Рэйчел отшатнулась от Николаса. Ее щеки запылали.
Николас провел большим пальцем по ее горящей щеке и с кривой усмешкой сказал:
— Я отвлекся. — Он посмотрел на Рэйчел долгим, твердым взглядом. В нем читалось предупреждение.
Развернувшись, она пулей вылетела в соседний коридор.
— Что у тебя с этой женщиной? — донесся из-за угла требовательный голос отца Николаса. — Сначала она без моего ведома наняла тебя, чтобы помочь ей, — я бы возражал против этого. Затем, будучи твоим клиентом, старается раскопать то, что лучше оставить в покое. А теперь она целует тебя в коридоре.
— Поправка.
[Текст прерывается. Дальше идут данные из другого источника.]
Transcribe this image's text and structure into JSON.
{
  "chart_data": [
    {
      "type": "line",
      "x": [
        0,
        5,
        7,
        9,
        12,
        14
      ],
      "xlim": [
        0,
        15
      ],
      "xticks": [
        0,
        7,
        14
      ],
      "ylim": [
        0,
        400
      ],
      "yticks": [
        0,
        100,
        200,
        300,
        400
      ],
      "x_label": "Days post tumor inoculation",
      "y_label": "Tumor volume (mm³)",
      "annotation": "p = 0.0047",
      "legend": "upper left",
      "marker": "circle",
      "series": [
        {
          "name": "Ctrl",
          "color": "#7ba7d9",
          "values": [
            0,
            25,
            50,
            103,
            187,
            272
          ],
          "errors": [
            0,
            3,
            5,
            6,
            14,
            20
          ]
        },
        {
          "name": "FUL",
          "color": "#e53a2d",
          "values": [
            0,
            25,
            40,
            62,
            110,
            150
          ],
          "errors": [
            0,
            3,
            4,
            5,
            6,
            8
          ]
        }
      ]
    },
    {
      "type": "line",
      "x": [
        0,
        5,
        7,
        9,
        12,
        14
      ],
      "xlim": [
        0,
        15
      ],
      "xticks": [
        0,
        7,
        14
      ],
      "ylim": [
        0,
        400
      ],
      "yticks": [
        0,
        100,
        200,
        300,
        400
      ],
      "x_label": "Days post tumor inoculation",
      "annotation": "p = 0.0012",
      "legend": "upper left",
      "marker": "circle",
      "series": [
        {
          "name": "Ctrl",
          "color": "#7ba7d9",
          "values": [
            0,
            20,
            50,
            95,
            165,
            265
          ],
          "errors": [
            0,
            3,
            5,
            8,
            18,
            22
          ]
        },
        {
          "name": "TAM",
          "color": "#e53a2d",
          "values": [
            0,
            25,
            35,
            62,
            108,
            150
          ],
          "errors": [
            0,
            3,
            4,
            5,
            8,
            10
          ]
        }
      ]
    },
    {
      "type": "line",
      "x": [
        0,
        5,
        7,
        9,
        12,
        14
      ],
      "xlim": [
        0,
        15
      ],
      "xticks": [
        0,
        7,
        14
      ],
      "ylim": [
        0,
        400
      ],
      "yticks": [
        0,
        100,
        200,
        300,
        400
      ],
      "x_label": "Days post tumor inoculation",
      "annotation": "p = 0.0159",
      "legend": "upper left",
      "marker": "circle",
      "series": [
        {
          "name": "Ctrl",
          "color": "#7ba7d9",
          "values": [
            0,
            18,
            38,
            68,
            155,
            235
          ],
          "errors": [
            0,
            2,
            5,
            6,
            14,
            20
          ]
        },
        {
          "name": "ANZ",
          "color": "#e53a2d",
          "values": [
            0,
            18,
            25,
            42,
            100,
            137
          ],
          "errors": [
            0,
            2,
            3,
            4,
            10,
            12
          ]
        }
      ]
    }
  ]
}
Это я ее целовал.
— Найди для этого более подходящее место, — прошипел лейтенант Бонелли.
Николас засмеялся.
— Брось, отец. Чтобы целовать привлекательную женщину, годится любое место.
Рэйчел понятия не имела, где находится. Когда они шли сюда, она не обращала внимания на коридоры, по которым ее вел Николас.
Николас. Если он думал, что, называя ее привлекательной женщиной, превратит в послушного робота, то убедится, что сильно заблуждался. Гнев и боль боролись в ее душе. Как Николас смел думать, что в неуклюжем оправдании его отца была хоть малая толика правды? Она пришла в ярость от того, как он выставил ее. И жгло воспоминание о том, как он поцелуем заставил ее замолчать. Он не смог бы сильнее продемонстрировать свое презрение, если бы даже назвал ее «эта женщина», как сделал его отец. «Эта женщина». Как будто она была заразной. Или дочерью преступника. Сын полицейского никогда бы не стал интересоваться дочерью преступника.
Рэйчел ускорила шаг, не обращая внимания на Николаса, неуклюже ковылявшего, чтобы догнать ее.
Высокая, ухоженная брюнетка показалась из-за угла.
— Ник! — радостно воскликнула она. Перехватив кожаный портфель в другую руку, она подставила ему лицо для поцелуя. — Я не знала, что ты вернулся в город.